The book lists the five steps of the process to follow:

#1 — IDENTIFY the system’s constraint(s).
# 2 — Decide how to EXPLOIT the system’s constraint(s).
# 3 — SUBORDINATE everything else to the above decision.
# 4 — ELEVATE the system’s constraint(s).
#5 — WARNING!!!! If in the previous steps a constraint has been broken, go back to step 1, but do not allow INERTIA to cause a system’s constraint.

Here is a more complete description of the problem facing many organizations (and people):

• You are not clear about your goal.  (What is in front of your face makes you forget the bigger picture.  You may not have even ever gotten clear on the bigger picture – your “goal”).
• You (your organization) are not productive, or profitable, in all the ways you could be
• Something is slowing you down – something is causing the bottleneck
• You don’t know what this problem is
• You don’t know how this problem interacts with other problems
• Once you identify it, and “fix it,” then…  you have to repeat the process to find the next new problem.  In other words, there is always a slowest point, a “bottleneck” – that you can make much less of a bottleneck
• And, though you want to identify a machine, a piece of software, something physical/tangible, a person, as the bottleneck, it is very likely that the bottleneck is a process bottleneck.  Look for the process bottleneck.

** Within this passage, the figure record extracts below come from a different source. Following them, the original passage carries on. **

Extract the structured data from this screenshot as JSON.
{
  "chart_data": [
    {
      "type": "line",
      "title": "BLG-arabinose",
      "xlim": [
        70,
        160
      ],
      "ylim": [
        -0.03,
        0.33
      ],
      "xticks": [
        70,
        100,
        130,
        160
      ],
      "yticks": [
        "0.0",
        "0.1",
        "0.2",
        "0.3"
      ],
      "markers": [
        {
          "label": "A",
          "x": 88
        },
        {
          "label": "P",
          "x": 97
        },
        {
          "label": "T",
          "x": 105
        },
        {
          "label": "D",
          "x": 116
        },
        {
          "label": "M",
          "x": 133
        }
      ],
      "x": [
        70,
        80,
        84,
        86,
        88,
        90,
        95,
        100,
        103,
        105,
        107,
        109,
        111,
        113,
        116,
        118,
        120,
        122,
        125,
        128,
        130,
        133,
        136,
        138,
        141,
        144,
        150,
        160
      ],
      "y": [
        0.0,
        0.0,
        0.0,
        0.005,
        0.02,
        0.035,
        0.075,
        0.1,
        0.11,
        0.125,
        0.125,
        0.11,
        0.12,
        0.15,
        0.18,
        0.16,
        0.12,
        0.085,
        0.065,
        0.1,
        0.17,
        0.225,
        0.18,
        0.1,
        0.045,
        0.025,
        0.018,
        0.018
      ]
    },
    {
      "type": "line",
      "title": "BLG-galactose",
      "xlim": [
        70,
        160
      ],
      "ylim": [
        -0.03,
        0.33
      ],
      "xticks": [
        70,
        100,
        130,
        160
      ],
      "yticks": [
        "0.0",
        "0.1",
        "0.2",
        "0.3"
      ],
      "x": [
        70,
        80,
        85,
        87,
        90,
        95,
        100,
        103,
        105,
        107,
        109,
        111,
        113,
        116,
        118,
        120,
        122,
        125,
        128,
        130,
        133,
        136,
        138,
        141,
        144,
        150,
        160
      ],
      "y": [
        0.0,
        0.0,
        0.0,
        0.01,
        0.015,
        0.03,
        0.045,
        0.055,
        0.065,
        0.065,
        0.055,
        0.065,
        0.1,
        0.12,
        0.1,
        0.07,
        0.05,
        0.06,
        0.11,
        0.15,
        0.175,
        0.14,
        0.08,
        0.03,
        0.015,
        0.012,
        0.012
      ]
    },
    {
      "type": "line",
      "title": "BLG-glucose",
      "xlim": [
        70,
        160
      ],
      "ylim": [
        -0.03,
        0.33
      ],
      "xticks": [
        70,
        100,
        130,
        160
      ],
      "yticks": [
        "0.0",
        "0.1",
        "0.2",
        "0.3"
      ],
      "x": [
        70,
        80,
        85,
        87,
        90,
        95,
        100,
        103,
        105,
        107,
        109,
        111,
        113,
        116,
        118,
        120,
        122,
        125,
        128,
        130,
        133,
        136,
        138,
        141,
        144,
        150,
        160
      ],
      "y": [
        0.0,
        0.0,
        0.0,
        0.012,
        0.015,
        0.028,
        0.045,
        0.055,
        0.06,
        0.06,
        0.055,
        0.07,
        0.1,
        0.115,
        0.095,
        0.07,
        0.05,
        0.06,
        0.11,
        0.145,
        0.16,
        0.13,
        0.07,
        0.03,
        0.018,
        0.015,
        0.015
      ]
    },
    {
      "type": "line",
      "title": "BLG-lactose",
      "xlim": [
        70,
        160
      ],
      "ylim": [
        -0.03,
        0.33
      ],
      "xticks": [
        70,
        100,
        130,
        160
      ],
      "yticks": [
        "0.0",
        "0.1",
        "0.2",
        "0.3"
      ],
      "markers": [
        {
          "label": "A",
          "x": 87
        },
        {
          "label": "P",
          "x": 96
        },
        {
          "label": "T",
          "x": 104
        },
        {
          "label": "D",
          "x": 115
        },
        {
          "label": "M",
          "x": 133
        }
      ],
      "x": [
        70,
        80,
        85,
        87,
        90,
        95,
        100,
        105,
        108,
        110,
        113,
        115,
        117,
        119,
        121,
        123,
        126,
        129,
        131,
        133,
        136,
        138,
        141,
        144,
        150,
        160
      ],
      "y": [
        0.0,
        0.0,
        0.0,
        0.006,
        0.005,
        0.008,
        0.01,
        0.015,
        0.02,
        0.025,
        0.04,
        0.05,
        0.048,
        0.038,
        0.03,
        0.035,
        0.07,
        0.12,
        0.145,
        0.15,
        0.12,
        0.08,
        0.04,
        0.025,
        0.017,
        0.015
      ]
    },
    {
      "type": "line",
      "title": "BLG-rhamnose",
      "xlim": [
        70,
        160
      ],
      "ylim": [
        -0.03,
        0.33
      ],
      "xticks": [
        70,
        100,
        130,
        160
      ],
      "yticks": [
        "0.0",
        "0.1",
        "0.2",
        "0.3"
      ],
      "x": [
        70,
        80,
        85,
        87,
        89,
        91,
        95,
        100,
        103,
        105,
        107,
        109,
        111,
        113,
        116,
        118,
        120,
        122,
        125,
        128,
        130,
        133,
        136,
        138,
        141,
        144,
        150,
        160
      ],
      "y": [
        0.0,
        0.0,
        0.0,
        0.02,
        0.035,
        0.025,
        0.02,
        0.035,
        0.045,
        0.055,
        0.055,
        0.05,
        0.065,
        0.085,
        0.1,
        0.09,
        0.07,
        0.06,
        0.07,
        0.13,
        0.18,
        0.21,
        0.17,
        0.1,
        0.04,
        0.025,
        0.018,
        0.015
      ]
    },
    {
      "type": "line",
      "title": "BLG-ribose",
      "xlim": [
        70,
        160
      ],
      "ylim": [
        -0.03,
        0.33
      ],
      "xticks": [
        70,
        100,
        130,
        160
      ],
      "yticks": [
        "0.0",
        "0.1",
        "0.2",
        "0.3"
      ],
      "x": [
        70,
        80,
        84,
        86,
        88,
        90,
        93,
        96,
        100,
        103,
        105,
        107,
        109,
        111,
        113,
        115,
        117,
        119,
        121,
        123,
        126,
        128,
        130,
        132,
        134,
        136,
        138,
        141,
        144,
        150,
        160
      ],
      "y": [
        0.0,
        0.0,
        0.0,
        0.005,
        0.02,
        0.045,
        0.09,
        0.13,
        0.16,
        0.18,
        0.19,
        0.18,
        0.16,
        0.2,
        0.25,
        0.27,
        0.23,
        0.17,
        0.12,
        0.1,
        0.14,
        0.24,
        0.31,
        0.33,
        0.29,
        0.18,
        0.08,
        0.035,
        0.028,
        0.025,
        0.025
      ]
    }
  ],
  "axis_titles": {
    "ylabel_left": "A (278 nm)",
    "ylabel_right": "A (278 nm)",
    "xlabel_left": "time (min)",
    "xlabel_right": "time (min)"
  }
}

And here are my takeaways from the book:

1. The Theory of Constraints (TOC) means:
there is a (current) constraint (bottleneck).  Find the constraint, fix it, get a better process, then find the next restraint:  (“A chain is no stronger than its weakest link”).

2.  So –
• do you have the right equipment (software; tools)?
• do you have the right people?
• do you have the right processes?

3.  When time is short, you get moving….
• Maybe we should always “pretend” that time is short.

There are reasons that books sell over the long haul.  Usually, they deal with the true “basics” of success at business (and all-of-life) endeavor.  This book does that very well, and does not disappoint.